With former foreign minister Ivailo Kalfin as its number one candidate, ABC is standing in Bulgaria’s May 25 European Parliament elections as a rival to the BSP, of which Purvanov is a former leader.
Kurumbashev said that ABC tore away some leftist voters, thus helping GERB. He said that he did not believe that ABC would win a seat in the European Parliament, but was standing in the way of a “landslide victory” for the BSP.
“I understand that every team has its problems, but it is one thing to criticise the captain and his game, and quite another, in the middle of the game, to put on the shirt of another team,” Kurumbashev said.
He said that, “I keep hearing that the government is not doing its work, but every government has its mistakes, actually the government is working at full speed, and things are beginning to happen. Since the transition, there was only one ‘error-free’ government, and that was the Borissov cabinet, and we all saw what followed after them – that needs no comment,” Kurumbashev said.
* Nikolai Barekov, leader of Bulgaria Without Censorship (BWC), sought to clarify what he had meant when he said earlier that he was nostalgic for Bulgaria’s communist era.
(Barekov, a former talk show host, is 41 and so would have been 17 when communist dictator Todor Zhivkov fell from power in Bulgaria.)
In an interview with bTV, Barekov said he always had been a right-wing person, but had begun to miss the former regime because then in Bulgaria, “there was at least a basic security for the young man”.
“Did capitalism have a human face? It forced two and a half million Bulgarians from the country,” said Barekov, adding that he preferred Zhivkov watching him from behind the curtains, rather than (former MRF leader and the party’s current honorary president) Ahmed Dogan.
Barekov said that he would never sell BWC to the MRF. He denied being a friend of Delyan Peevski, the controversial MRF MP and scion of a mass-media-owning family whose abortive appointment to head SANS in 2013 sparked huge anti-government protests.
“I’ve known him about 15 years ago when he was leader of the young wing of (Simeon Saxe-Coburg’s) National Movement for Stability and Progress, but then our ways parted and I do not have the honour of being among his closest friends,” Barekov said.
* ABC leader Purvanov said that most likely, Bulgaria would have early national parliamentary elections this autumn.
The agony and frustration that had engulfed the government and the National Assembly showed that the current administration had no future, Purvanov said.
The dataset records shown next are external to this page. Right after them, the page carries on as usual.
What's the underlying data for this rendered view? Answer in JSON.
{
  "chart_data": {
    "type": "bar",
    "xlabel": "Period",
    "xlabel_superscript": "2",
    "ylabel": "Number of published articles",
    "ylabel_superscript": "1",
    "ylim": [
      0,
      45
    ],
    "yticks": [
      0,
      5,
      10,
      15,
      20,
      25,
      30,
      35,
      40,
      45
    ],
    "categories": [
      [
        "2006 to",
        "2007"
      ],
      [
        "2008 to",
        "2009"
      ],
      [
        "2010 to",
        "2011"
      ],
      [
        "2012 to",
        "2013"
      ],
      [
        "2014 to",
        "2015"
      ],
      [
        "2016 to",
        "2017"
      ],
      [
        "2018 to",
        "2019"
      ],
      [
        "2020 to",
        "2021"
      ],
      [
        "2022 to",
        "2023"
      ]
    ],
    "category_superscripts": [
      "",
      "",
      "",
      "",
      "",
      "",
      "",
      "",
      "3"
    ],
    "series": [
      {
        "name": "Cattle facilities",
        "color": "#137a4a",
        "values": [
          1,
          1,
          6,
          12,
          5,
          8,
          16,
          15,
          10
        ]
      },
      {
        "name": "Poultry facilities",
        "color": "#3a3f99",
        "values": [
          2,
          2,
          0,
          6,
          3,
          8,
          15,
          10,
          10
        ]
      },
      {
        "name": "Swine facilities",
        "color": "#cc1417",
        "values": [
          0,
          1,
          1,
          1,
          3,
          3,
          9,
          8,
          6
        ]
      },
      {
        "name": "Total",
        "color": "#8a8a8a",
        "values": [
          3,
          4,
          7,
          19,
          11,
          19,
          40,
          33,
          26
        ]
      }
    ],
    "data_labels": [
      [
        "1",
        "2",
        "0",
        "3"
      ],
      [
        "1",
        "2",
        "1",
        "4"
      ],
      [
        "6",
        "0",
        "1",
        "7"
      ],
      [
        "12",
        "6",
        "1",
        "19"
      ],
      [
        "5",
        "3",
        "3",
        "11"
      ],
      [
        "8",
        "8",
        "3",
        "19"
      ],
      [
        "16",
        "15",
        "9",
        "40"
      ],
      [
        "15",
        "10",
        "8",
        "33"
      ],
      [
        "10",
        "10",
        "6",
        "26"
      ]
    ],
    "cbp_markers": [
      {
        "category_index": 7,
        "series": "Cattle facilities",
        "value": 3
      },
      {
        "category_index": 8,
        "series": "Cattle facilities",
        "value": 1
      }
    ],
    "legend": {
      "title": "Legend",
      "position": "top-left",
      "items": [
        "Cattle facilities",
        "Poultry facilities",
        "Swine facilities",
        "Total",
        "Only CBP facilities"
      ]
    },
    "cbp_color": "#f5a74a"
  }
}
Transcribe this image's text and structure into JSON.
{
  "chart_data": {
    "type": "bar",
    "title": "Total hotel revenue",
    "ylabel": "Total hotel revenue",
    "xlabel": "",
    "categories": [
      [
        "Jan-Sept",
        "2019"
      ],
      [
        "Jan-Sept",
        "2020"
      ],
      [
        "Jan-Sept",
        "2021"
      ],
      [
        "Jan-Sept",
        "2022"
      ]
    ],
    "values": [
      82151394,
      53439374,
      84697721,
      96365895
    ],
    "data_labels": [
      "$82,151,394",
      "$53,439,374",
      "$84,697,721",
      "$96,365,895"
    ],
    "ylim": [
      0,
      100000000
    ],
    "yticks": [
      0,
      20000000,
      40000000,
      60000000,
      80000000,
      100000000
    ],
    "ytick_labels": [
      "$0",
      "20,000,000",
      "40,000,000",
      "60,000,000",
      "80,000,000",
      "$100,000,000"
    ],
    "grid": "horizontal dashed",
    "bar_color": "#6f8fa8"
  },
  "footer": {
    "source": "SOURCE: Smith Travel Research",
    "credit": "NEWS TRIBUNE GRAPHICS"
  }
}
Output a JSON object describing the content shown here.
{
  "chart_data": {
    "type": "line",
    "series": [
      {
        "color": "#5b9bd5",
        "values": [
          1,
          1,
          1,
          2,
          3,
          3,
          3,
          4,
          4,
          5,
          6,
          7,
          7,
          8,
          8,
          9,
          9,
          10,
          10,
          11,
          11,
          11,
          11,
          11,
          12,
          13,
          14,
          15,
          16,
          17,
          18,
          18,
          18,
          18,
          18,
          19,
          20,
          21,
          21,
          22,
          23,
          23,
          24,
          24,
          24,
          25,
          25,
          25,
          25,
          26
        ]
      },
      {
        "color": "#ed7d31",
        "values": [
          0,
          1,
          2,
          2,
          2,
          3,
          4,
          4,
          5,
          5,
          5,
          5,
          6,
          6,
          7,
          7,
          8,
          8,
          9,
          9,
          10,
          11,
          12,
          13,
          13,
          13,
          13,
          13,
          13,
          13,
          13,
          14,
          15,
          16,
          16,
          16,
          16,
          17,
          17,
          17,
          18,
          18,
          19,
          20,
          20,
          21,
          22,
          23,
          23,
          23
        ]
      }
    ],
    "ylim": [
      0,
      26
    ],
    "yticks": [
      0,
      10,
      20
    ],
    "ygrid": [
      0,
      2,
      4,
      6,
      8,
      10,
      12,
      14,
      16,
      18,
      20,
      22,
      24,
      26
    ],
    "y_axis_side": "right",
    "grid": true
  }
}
This was realised even by those who were governing the state, he said in an interview with Nova Televizia.
He said that the party holding the mandate to govern (the BSP) was heavily dependent on external factors.
“For a long time, decisions are taken not by the national council of the BSP, but somewhere else on the floors of Positano Street (BSP headquarters) or in some other place, and then handed on to the leadership organ of the socialists,” Purvanov said.